Document Type
Article
Publication Date
2005
Keywords
AOL, Time Warner, shareholder primacy, mergers and acquisitions
Abstract
The blockbuster merger between AOL and Time Warner, in the twilight of the dot-com boom, is now characterized as perhaps the worst business combination ever. Shareholders lost over $200 billion in value; the deal's architects were forced out in disgrace; and the surviving executives jettisoned the AOL name as if towipe clean our collective memory. Despite the merger's seismic effects, relatively little has been written about its potential legal ramifications.
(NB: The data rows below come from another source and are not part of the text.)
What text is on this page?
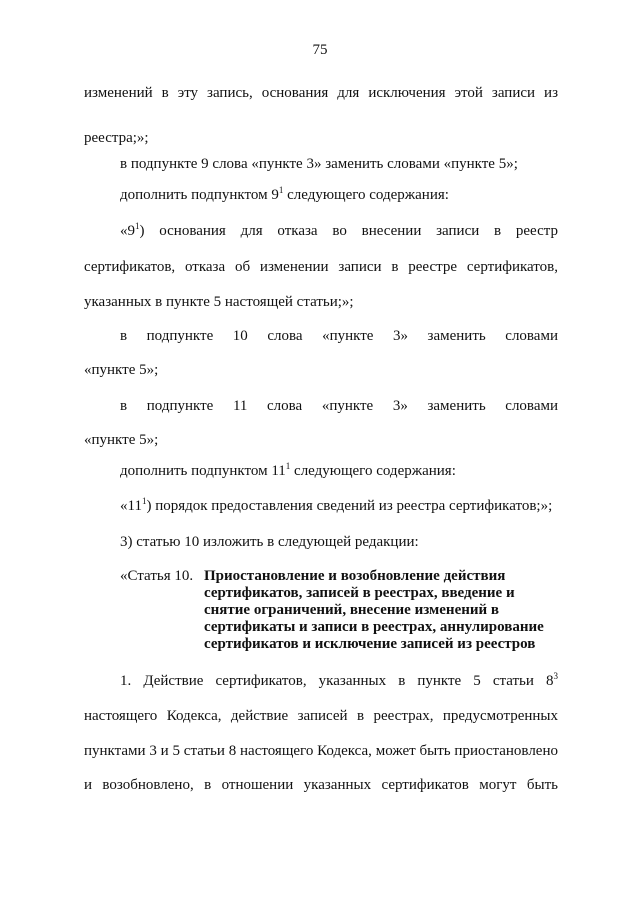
75
изменений в эту запись, основания для исключения этой записи из
реестра;»;
в подпункте 9 слова «пункте 3» заменить словами «пункте 5»;
дополнить подпунктом $9^1$ следующего содержания:
«$9^1$) основания для отказа во внесении записи в реестр
сертификатов, отказа об изменении записи в реестре сертификатов,
указанных в пункте 5 настоящей статьи;»;
в подпункте 10 слова «пункте 3» заменить словами
«пункте 5»;
в подпункте 11 слова «пункте 3» заменить словами
«пункте 5»;
дополнить подпунктом $11^1$ следующего содержания:
«$11^1$) порядок предоставления сведений из реестра сертификатов;»;
3) статью 10 изложить в следующей редакции:
«Статья 10. Приостановление и возобновление действия
сертификатов, записей в реестрах, введение и
снятие ограничений, внесение изменений в
сертификаты и записи в реестрах, аннулирование
сертификатов и исключение записей из реестров
1. Действие сертификатов, указанных в пункте 5 статьи $8^3$
настоящего Кодекса, действие записей в реестрах, предусмотренных
пунктами 3 и 5 статьи 8 настоящего Кодекса, может быть приостановлено
и возобновлено, в отношении указанных сертификатов могут быть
In this article, I suggest that the collapse of AOL Time Warner is a cautionary tale for those who would advocate greater adherence to the norm of shareholder primacy. Before the merger, AOL and Time Warner represented opposite poles on the shareholder primacy scale. AOL's leadership took shareholder primacy to heart; in fact, the goal of maximizing share price took on an almost religious fervor. At Time Warner, by contrast, there was a long history of sublimating shareholder concerns to protect the company, its culture, and its executive cadre. The failure of the merger between these two opposites, ending in the ultimate ascendancy of Time Warner executives, is instructive. Those who advocate for a norm of shareholder wealth maximization must contend with the sins of such a normative structure, as AOL (circa 2000) amply manifested: overly generous stock option grants, a zealous focus on meeting Wall Street targets, a willingness to bend or even break accounting rules, and a resulting cavalcade of phony numbers and empty promises. These sins are what doomed the new company to failure. Although the Time Warner approach also has its pathologies, the AOL Time Warner debacle should force shareholder primacists to at least recognize the dangers that the primacy norm may engender, and may counsel for a more nuanced approach to corporate governance principles.